Торг сразу же принял ожесточенный характер. Барыня запросила за щенка чуть ли не стадо баранов и вола в придачу. То утирая слезы и шепча молитву, то крича с такой силой, что даже собаки на псарне начинали подвывать, помещица клялась в своей любви к легавому щенку, равного которому, по ее словам, на всей земле нельзя было сыскать.

— Его покойный пан любил, как сына! Да он бы ни за какие деньги собаку не отдал! А глаза? — тыкала себя в очи барыня. — У него такие глаза, какие и среди панов не отыщешь! А хвостик? Кто раз увидел — век не забудет!

Нестерко хаял щенка, ругал всех собак, что есть на свете, сбивал цену и, только увидев в окно въезжающий во двор поповский возок, решил кончать торг.

— Значит, — тяжело отдуваясь, сказала помещица, — доставишь сюда двух коней да не одров каких-нибудь, а в мою упряжь! Тогда получишь, так и быть, щенка!

— Побойтесь бога, пани за щенка двух коней! Да где это видано?..

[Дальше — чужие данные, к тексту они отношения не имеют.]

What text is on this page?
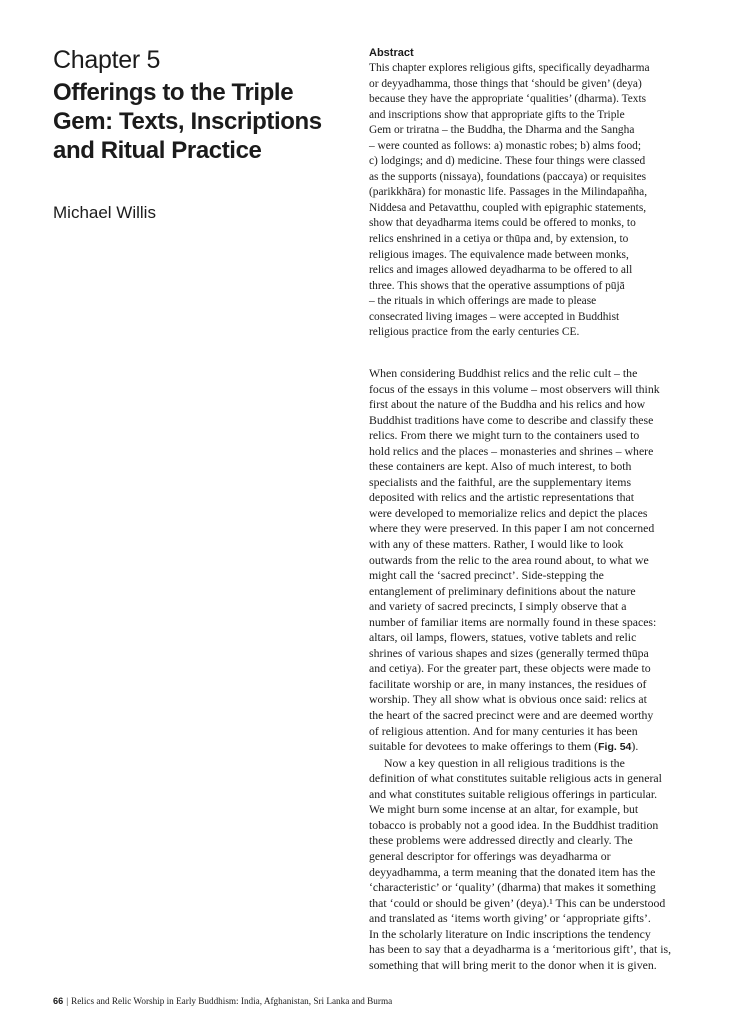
Chapter 5

Offerings to the Triple
Gem: Texts, Inscriptions
and Ritual Practice

Michael Willis

Abstract

This chapter explores religious gifts, specifically deyadharma
or deyyadhamma, those things that ‘should be given’ (deya)
because they have the appropriate ‘qualities’ (dharma). Texts
and inscriptions show that appropriate gifts to the Triple
Gem or triratna – the Buddha, the Dharma and the Sangha
– were counted as follows: a) monastic robes; b) alms food;
c) lodgings; and d) medicine. These four things were classed
as the supports (nissaya), foundations (paccaya) or requisites
(parikkhāra) for monastic life. Passages in the Milindapañha,
Niddesa and Petavatthu, coupled with epigraphic statements,
show that deyadharma items could be offered to monks, to
relics enshrined in a cetiya or thūpa and, by extension, to
religious images. The equivalence made between monks,
relics and images allowed deyadharma to be offered to all
three. This shows that the operative assumptions of pūjā
– the rituals in which offerings are made to please
consecrated living images – were accepted in Buddhist
religious practice from the early centuries CE.
When considering Buddhist relics and the relic cult – the
focus of the essays in this volume – most observers will think
first about the nature of the Buddha and his relics and how
Buddhist traditions have come to describe and classify these
relics. From there we might turn to the containers used to
hold relics and the places – monasteries and shrines – where
these containers are kept. Also of much interest, to both
specialists and the faithful, are the supplementary items
deposited with relics and the artistic representations that
were developed to memorialize relics and depict the places
where they were preserved. In this paper I am not concerned
with any of these matters. Rather, I would like to look
outwards from the relic to the area round about, to what we
might call the ‘sacred precinct’. Side-stepping the
entanglement of preliminary definitions about the nature
and variety of sacred precincts, I simply observe that a
number of familiar items are normally found in these spaces:
altars, oil lamps, flowers, statues, votive tablets and relic
shrines of various shapes and sizes (generally termed thūpa
and cetiya). For the greater part, these objects were made to
facilitate worship or are, in many instances, the residues of
worship. They all show what is obvious once said: relics at
the heart of the sacred precinct were and are deemed worthy
of religious attention. And for many centuries it has been
suitable for devotees to make offerings to them (Fig. 54).
Now a key question in all religious traditions is the
definition of what constitutes suitable religious acts in general
and what constitutes suitable religious offerings in particular.
We might burn some incense at an altar, for example, but
tobacco is probably not a good idea. In the Buddhist tradition
these problems were addressed directly and clearly. The
general descriptor for offerings was deyadharma or
deyyadhamma, a term meaning that the donated item has the
‘characteristic’ or ‘quality’ (dharma) that makes it something
that ‘could or should be given’ (deya).¹ This can be understood
and translated as ‘items worth giving’ or ‘appropriate gifts’.
In the scholarly literature on Indic inscriptions the tendency
has been to say that a deyadharma is a ‘meritorious gift’, that is,
something that will bring merit to the donor when it is given.
66 | Relics and Relic Worship in Early Buddhism: India, Afghanistan, Sri Lanka and Burma
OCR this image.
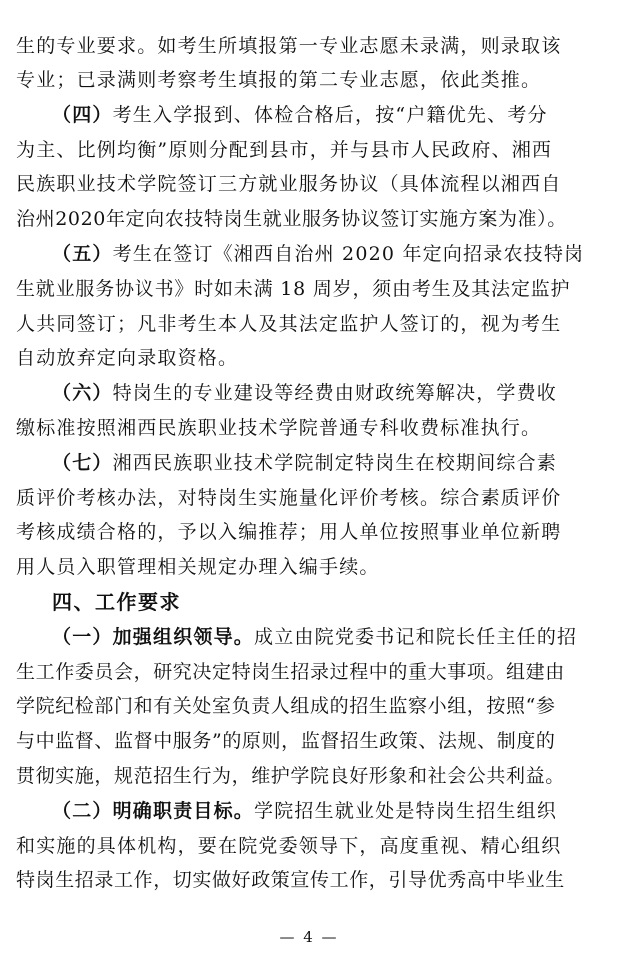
生的专业要求。如考生所填报第一专业志愿未录满，则录取该
专业；已录满则考察考生填报的第二专业志愿，依此类推。
（四）考生入学报到、体检合格后，按“户籍优先、考分
为主、比例均衡”原则分配到县市，并与县市人民政府、湘西
民族职业技术学院签订三方就业服务协议（具体流程以湘西自
治州2020年定向农技特岗生就业服务协议签订实施方案为准）。
（五）考生在签订《湘西自治州 2020 年定向招录农技特岗
生就业服务协议书》时如未满 18 周岁，须由考生及其法定监护
人共同签订；凡非考生本人及其法定监护人签订的，视为考生
自动放弃定向录取资格。
（六）特岗生的专业建设等经费由财政统筹解决，学费收
缴标准按照湘西民族职业技术学院普通专科收费标准执行。
（七）湘西民族职业技术学院制定特岗生在校期间综合素
质评价考核办法，对特岗生实施量化评价考核。综合素质评价
考核成绩合格的，予以入编推荐；用人单位按照事业单位新聘
用人员入职管理相关规定办理入编手续。
四、工作要求
（一）加强组织领导。成立由院党委书记和院长任主任的招
生工作委员会，研究决定特岗生招录过程中的重大事项。组建由
学院纪检部门和有关处室负责人组成的招生监察小组，按照“参
与中监督、监督中服务”的原则，监督招生政策、法规、制度的
贯彻实施，规范招生行为，维护学院良好形象和社会公共利益。
（二）明确职责目标。学院招生就业处是特岗生招生组织
和实施的具体机构，要在院党委领导下，高度重视、精心组织
特岗生招录工作，切实做好政策宣传工作，引导优秀高中毕业生
— 4 —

— Не хочешь — ступай вон. С детьми иди прощаться — Печенка слово свое панское нарушать не будет! — Вдруг пани замолчала, взволновавшись неожиданным опасением: — Может, ты украсть того щенка захочешь? Так я накажу псарям с него глаз не спускать! А если пропадет, из-под земли достану тебя, мужика!.. Шкуру спущу.

— Так уж лучше сразу и спускайте шкуру-то, — сказал Нестерко. — Все одно! Где ж мне двух коней добыть?

— Ах! — вздохнула барыня и утерла глаза платком. — Заболталась я… чуть о горе своем не забыла… Поди прочь!

И глазами полными слез она взглянула на лежавшую среди свечей собачку.

Заметив въехавший во двор возок с попом, барыня свесилась с подоконника и закричала дворне, чтобы все тотчас шли на панихиду.

— Эй вы, поезжайте! А то всю ярмарку проспите! — приказала она обозу.

Нестерко спустился по лестнице, прошел темные сени, взял свою торбу и посошок.

Через двор псари вели в сад собак, украшенных черными лентами.

Круглолицая девушка, как испуганная курица металась от попа к приказчику, от окна, в котором торчала барыня, к возам, отъезжающим на ярмарку

Пряча улыбку в мохнатые ржаные усы, Степан распрягал лошадь.

— Как? — подмигнув в сторону барыни, спросил он

— Двух коней требует. Да не простых а в упряжь.

У Степана усы опустились, как бессильные руки

— Жар-птицы она не попросила случаем?

— Делать нечего, поеду с обозом на ярмарку — сказал Нестерко. — Там, видно, опять с тобой свидимся.

— Не журись! — Степан обнял Нестерка — Авось придумаешь какую штуку позаковыристей, а обойдется с конями-то. А нам в Удручаны ехать — ярмарки не миновать, по дороге как раз.

Возы уже скрипели, выбираясь за ворота.

Нестерко быстро зашагал за ними.

В саду, за домом, тявкали псы — начиналась собачья панихида.